There is also reason to keep believing. Antoine Griezmann is coming. The arrival of a player of that pedigree — a World Cup winner, one of the most decorated attacking midfielders of his generation — will transform what this Orlando attack looks like. Defenders will think twice about pushing forward. The space he creates for teammates will be measurable. The standings reflect a playoff race that is wide open below the top four; fifth place currently sits at 18 points, just four clear of Orlando, and there is significant season remaining to make up that ground.
But the most important truth of the night sits beneath the optimism. Griezmann will not solve a defense that concedes 21 shots at home. He will not stop opposing wingers from running freely down the flanks. He will not save the goal differential from spiraling further into the red. That work has to be done by the defenders already in the building. The arriving star deserves a team that can hold leads. The arriving star deserves a back line ready to play alongside him, not one waiting to be rescued by him.
That is where Orlando finds itself with the calendar turning toward summer. The attacking pieces are there. The goalkeeper is performing at the level he was brought in for.
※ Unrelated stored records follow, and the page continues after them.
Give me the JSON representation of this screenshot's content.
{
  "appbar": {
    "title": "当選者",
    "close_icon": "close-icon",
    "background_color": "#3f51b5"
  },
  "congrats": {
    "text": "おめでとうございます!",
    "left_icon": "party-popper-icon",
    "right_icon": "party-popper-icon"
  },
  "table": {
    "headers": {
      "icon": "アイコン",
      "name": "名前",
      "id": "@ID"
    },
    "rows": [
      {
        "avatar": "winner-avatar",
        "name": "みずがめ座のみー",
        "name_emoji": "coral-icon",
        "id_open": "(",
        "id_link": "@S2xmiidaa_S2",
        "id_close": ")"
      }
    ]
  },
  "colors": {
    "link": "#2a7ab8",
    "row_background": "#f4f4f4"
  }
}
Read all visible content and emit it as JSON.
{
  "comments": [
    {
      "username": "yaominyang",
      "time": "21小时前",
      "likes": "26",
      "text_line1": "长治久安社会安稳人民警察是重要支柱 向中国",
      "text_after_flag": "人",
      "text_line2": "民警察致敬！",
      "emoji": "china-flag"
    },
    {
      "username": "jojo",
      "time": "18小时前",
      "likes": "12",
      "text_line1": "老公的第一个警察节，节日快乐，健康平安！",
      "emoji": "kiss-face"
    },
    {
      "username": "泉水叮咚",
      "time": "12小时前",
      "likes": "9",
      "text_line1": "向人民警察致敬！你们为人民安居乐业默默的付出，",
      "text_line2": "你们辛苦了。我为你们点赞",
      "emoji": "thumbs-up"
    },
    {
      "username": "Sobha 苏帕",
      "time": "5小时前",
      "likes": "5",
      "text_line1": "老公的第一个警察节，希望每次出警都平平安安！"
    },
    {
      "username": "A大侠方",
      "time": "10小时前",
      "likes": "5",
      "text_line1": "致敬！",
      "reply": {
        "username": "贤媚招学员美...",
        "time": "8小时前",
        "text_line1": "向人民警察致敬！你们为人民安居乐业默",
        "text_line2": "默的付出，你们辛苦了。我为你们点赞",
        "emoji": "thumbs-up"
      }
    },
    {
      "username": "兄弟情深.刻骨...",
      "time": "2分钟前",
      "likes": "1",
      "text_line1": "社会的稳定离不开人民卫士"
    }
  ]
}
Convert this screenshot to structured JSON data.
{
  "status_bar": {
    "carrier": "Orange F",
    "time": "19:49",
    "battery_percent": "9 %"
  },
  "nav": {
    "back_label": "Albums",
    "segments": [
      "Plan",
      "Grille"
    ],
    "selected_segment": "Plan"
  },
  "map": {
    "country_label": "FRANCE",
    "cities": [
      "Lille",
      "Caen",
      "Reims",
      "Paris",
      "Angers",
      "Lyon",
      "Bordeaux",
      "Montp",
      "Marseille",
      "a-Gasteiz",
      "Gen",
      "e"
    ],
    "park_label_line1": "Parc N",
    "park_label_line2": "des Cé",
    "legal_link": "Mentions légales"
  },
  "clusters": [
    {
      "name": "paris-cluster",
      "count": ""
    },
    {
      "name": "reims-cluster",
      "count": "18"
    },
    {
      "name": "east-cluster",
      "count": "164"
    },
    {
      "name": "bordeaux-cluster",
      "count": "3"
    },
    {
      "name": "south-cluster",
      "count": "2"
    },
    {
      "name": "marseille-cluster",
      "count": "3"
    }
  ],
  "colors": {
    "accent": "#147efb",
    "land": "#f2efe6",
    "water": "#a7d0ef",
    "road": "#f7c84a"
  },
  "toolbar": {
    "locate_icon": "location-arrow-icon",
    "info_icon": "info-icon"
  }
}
The fixtures keep coming. What remains is the missing ingredient — defensive solidity, the kind that turns 1-1 draws into 1-0 wins and 21 shots conceded into 11.
Tuesday gives the Lions an immediate chance to address it. Three days to think. Same opponent to face. The schedule does Orlando no favors, but it offers no hiding place either. A U.S. Open Cup quarterfinal at home against a club they could not put away in the league is precisely the kind of fixture that defines a season's character.
The Lions have the rematch they probably did not want. They have the platform, the supporters, and the home field. What they need now is the defensive discipline that has eluded them, the killer instinct that abandoned them in the final minutes, and the belief that the work being done now — quietly, in training, in meetings, in the unglamorous corners of preparation — can still turn this season into something memorable.
Three days. Same opponent. The clock is already running.